La Rosa damascena, con sus pétalos de rosa color intenso.

Otro masaje facial de lujo con flor de azahar (neroli)

Hola de nuevo, amig@s. La flor de azahar o neroli posee unas cualidades magníficas para la piel, especialmente para el rostro, y por eso vamos a contaros un secretillo con el que conseguiréis una complexión clara y una piel más suave.

Empezaremos con una limpiadora hecha a base de aceite esencial de neroli y avena. Sólo hay que coger una cucharada sopera de avena fina en un plato y añadir un yogur natural. Una vez que esté bien mezclado se le echan dos gotas de neroli. Es muy importante que se aplique sobre la piel limpia para que el efecto sea el deseado. Hay que hacerlo en pequeños círculos y siempre evitando la zona de los ojos. Una vez terminado el proceso, enjuaga el cutis con agua y sécala dando golpecitos suaves. La avena y el yogur son limpiadores, mientras que el neroli suaviza la piel.

Además de bonita, la flor de azahar posee cualidades rejuvenecedoras de la piel.

Y seguimos con un aceite facial de neroli, jazmín e incienso, que haremos poniendo en cuatro cucharadas de té de aceite vegetal muy nutritivo (como pueden ser la yoyoba o el hueso de albaricoque) dos gotas de neroli, un de jazmín y una de incienso. Luego también hay que masajearla suavemente. Para toda la cara nos basta con media cucharada de té y con esta mezcla tendremos para ocho aplicaciones, evitando, además, perder tiempo cada día en realizarla. Ya me contaréis.

Aceite especial de incienso para caras con piel madura o seca

Como cosmético y como aceite esencial para la piel, el incienso es supremo. De hecho, como ya os hemos contado, la propia Cleopatra ya lo utilizaba en sus tratamientos de belleza. El incienso facilita la sustitución normal de las células superficiales de la piel, creando una textura suave. Se recomienda particularmente para pieles maduras o secas, que necesitan una nutrición extra o para reparar la piel dañada por el sol o por el viento.

Si tenéis la oportunidad de probarlo, algo que os recomendamos, veréis que este tratamiento facial exquisito es suave y dulce, con matices florales. Os recomendamos que se utilice por la noche, eso sí, después de limpiar y tonificar la piel correctamente. Para ello hay que añadir dos gotas de incienso, una gota de neroli, una más de jazmín puro en cuatro cucharadas de té de aceite de yoyoba.

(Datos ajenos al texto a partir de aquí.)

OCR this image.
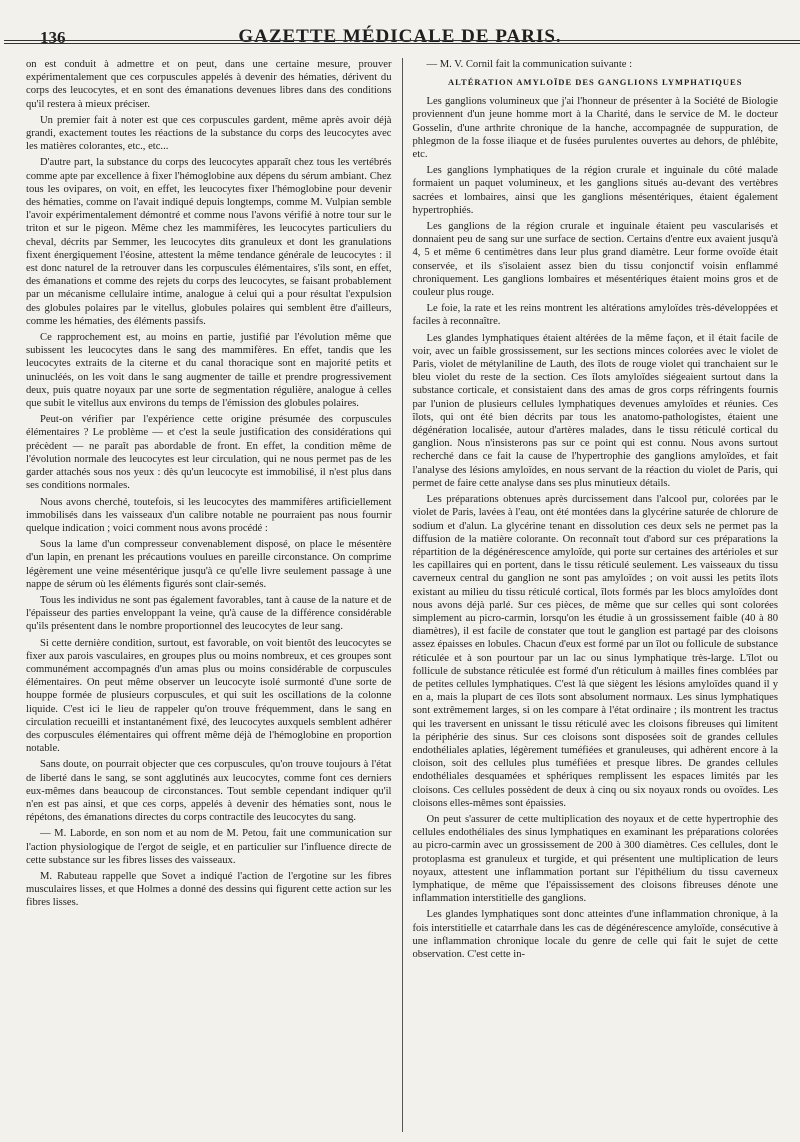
136	GAZETTE MÉDICALE DE PARIS.

on est conduit à admettre et on peut, dans une certaine mesure, prouver expérimentalement que ces corpuscules appelés à devenir des hématies, dérivent du corps des leucocytes, et en sont des émanations devenues libres dans des conditions qu'il restera à mieux préciser.

Un premier fait à noter est que ces corpuscules gardent, même après avoir déjà grandi, exactement toutes les réactions de la substance du corps des leucocytes avec les matières colorantes, etc., etc...

D'autre part, la substance du corps des leucocytes apparaît chez tous les vertébrés comme apte par excellence à fixer l'hémoglobine aux dépens du sérum ambiant. Chez tous les ovipares, on voit, en effet, les leucocytes fixer l'hémoglobine pour devenir des hématies, comme on l'avait indiqué depuis longtemps, comme M. Vulpian semble l'avoir expérimentalement démontré et comme nous l'avons vérifié à notre tour sur le triton et sur le pigeon. Même chez les mammifères, les leucocytes particuliers du cheval, décrits par Semmer, les leucocytes dits granuleux et dont les granulations fixent énergiquement l'éosine, attestent la même tendance générale de leucocytes : il est donc naturel de la retrouver dans les corpuscules élémentaires, s'ils sont, en effet, des émanations et comme des rejets du corps des leucocytes, se faisant probablement par un mécanisme cellulaire intime, analogue à celui qui a pour résultat l'expulsion des globules polaires par le vitellus, globules polaires qui semblent être d'ailleurs, comme les hématies, des éléments passifs.

Ce rapprochement est, au moins en partie, justifié par l'évolution même que subissent les leucocytes dans le sang des mammifères. En effet, tandis que les leucocytes extraits de la citerne et du canal thoracique sont en majorité petits et uninucléés, on les voit dans le sang augmenter de taille et prendre progressivement deux, puis quatre noyaux par une sorte de segmentation régulière, analogue à celles que subit le vitellus aux environs du temps de l'émission des globules polaires.

Peut-on vérifier par l'expérience cette origine présumée des corpuscules élémentaires ? Le problème — et c'est la seule justification des considérations qui précèdent — ne paraît pas abordable de front. En effet, la condition même de l'évolution normale des leucocytes est leur circulation, qui ne nous permet pas de les garder attachés sous nos yeux : dès qu'un leucocyte est immobilisé, il n'est plus dans ses conditions normales.

Nous avons cherché, toutefois, si les leucocytes des mammifères artificiellement immobilisés dans les vaisseaux d'un calibre notable ne pourraient pas nous fournir quelque indication ; voici comment nous avons procédé :

Sous la lame d'un compresseur convenablement disposé, on place le mésentère d'un lapin, en prenant les précautions voulues en pareille circonstance. On comprime légèrement une veine mésentérique jusqu'à ce qu'elle livre seulement passage à une nappe de sérum où les éléments figurés sont clair-semés.

Tous les individus ne sont pas également favorables, tant à cause de la nature et de l'épaisseur des parties enveloppant la veine, qu'à cause de la différence considérable qu'ils présentent dans le nombre proportionnel des leucocytes de leur sang.

Si cette dernière condition, surtout, est favorable, on voit bientôt des leucocytes se fixer aux parois vasculaires, en groupes plus ou moins nombreux, et ces groupes sont communément accompagnés d'un amas plus ou moins considérable de corpuscules élémentaires. On peut même observer un leucocyte isolé surmonté d'une sorte de houppe formée de plusieurs corpuscules, et qui suit les oscillations de la colonne liquide. C'est ici le lieu de rappeler qu'on trouve fréquemment, dans le sang en circulation recueilli et instantanément fixé, des leucocytes auxquels semblent adhérer des corpuscules élémentaires qui offrent même déjà de l'hémoglobine en proportion notable.

Sans doute, on pourrait objecter que ces corpuscules, qu'on trouve toujours à l'état de liberté dans le sang, se sont agglutinés aux leucocytes, comme font ces derniers eux-mêmes dans beaucoup de circonstances. Tout semble cependant indiquer qu'il n'en est pas ainsi, et que ces corps, appelés à devenir des hématies sont, nous le répétons, des émanations directes du corps contractile des leucocytes du sang.

— M. Laborde, en son nom et au nom de M. Petou, fait une communication sur l'action physiologique de l'ergot de seigle, et en particulier sur l'influence directe de cette substance sur les fibres lisses des vaisseaux.

M. Rabuteau rappelle que Sovet a indiqué l'action de l'ergotine sur les fibres musculaires lisses, et que Holmes a donné des dessins qui figurent cette action sur les fibres lisses.

— M. V. Cornil fait la communication suivante :

ALTÉRATION AMYLOÏDE DES GANGLIONS LYMPHATIQUES

Les ganglions volumineux que j'ai l'honneur de présenter à la Société de Biologie proviennent d'un jeune homme mort à la Charité, dans le service de M. le docteur Gosselin, d'une arthrite chronique de la hanche, accompagnée de suppuration, de phlegmon de la fosse iliaque et de fusées purulentes ouvertes au dehors, de phlébite, etc.

Les ganglions lymphatiques de la région crurale et inguinale du côté malade formaient un paquet volumineux, et les ganglions situés au-devant des vertèbres sacrées et lombaires, ainsi que les ganglions mésentériques, étaient également hypertrophiés.

Les ganglions de la région crurale et inguinale étaient peu vascularisés et donnaient peu de sang sur une surface de section. Certains d'entre eux avaient jusqu'à 4, 5 et même 6 centimètres dans leur plus grand diamètre. Leur forme ovoïde était conservée, et ils s'isolaient assez bien du tissu conjonctif voisin enflammé chroniquement. Les ganglions lombaires et mésentériques étaient moins gros et de couleur plus rouge.

Le foie, la rate et les reins montrent les altérations amyloïdes très-développées et faciles à reconnaître.

Les glandes lymphatiques étaient altérées de la même façon, et il était facile de voir, avec un faible grossissement, sur les sections minces colorées avec le violet de Paris, violet de métylaniline de Lauth, des îlots de rouge violet qui tranchaient sur le bleu violet du reste de la section. Ces îlots amyloïdes siégeaient surtout dans la substance corticale, et consistaient dans des amas de gros corps réfringents fournis par l'union de plusieurs cellules lymphatiques devenues amyloïdes et réunies. Ces îlots, qui ont été bien décrits par tous les anatomo-pathologistes, étaient une dégénération localisée, autour d'artères malades, dans le tissu réticulé cortical du ganglion. Nous n'insisterons pas sur ce point qui est connu. Nous avons surtout recherché dans ce fait la cause de l'hypertrophie des ganglions amyloïdes, et fait l'analyse des lésions amyloïdes, en nous servant de la réaction du violet de Paris, qui permet de faire cette analyse dans ses plus minutieux détails.

Les préparations obtenues après durcissement dans l'alcool pur, colorées par le violet de Paris, lavées à l'eau, ont été montées dans la glycérine saturée de chlorure de sodium et d'alun. La glycérine tenant en dissolution ces deux sels ne permet pas la diffusion de la matière colorante. On reconnaît tout d'abord sur ces préparations la répartition de la dégénérescence amyloïde, qui porte sur certaines des artérioles et sur les capillaires qui en portent, dans le tissu réticulé seulement. Les vaisseaux du tissu caverneux central du ganglion ne sont pas amyloïdes ; on voit aussi les petits îlots existant au milieu du tissu réticulé cortical, îlots formés par les blocs amyloïdes dont nous avons déjà parlé. Sur ces pièces, de même que sur celles qui sont colorées simplement au picro-carmin, lorsqu'on les étudie à un grossissement faible (40 à 80 diamètres), il est facile de constater que tout le ganglion est partagé par des cloisons assez épaisses en lobules. Chacun d'eux est formé par un îlot ou follicule de substance réticulée et à son pourtour par un lac ou sinus lymphatique très-large. L'îlot ou follicule de substance réticulée est formé d'un réticulum à mailles fines comblées par de petites cellules lymphatiques. C'est là que siègent les lésions amyloïdes quand il y en a, mais la plupart de ces îlots sont absolument normaux. Les sinus lymphatiques sont extrêmement larges, si on les compare à l'état ordinaire ; ils montrent les tractus qui les traversent en unissant le tissu réticulé avec les cloisons fibreuses qui limitent la périphérie des sinus. Sur ces cloisons sont disposées soit de grandes cellules endothéliales aplaties, légèrement tuméfiées et granuleuses, qui adhèrent encore à la cloison, soit des cellules plus tuméfiées et presque libres. De grandes cellules endothéliales desquamées et sphériques remplissent les espaces limités par les cloisons. Ces cellules possèdent de deux à cinq ou six noyaux ronds ou ovoïdes. Les cloisons elles-mêmes sont épaissies.

On peut s'assurer de cette multiplication des noyaux et de cette hypertrophie des cellules endothéliales des sinus lymphatiques en examinant les préparations colorées au picro-carmin avec un grossissement de 200 à 300 diamètres. Ces cellules, dont le protoplasma est granuleux et turgide, et qui présentent une multiplication de leurs noyaux, attestent une inflammation portant sur l'épithélium du tissu caverneux lymphatique, de même que l'épaississement des cloisons fibreuses dénote une inflammation interstitielle des ganglions.

Les glandes lymphatiques sont donc atteintes d'une inflammation chronique, à la fois interstitielle et catarrhale dans les cas de dégénérescence amyloïde, consécutive à une inflammation chronique locale du genre de celle qui fait le sujet de cette observation. C'est cette in-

La actriz Helen Mirres, un ejemplo de rostro maduro bien cuidado.

Para aplicarlo, se coge media cucharada de la mezcla y se comienza a extender por la cara con pequeños movimientos circulares, empezando por la frente y bajando por la cara. La yoyoba pura es un aceite esencial único, ya que se parece al aceite que crea la propia piel (sebo) y por tanto se absorbe fácilmente, dejando una textura sedosa. El incienso y el neroli, por su parte, suavizan y rellenan la piel, mientras que el jazmín tiene un ligero efecto tonificante. Además, con esta cantidad tenemos para una semana.

Es muy importante mantener una regularidad para que se comiencen a notar los efectos.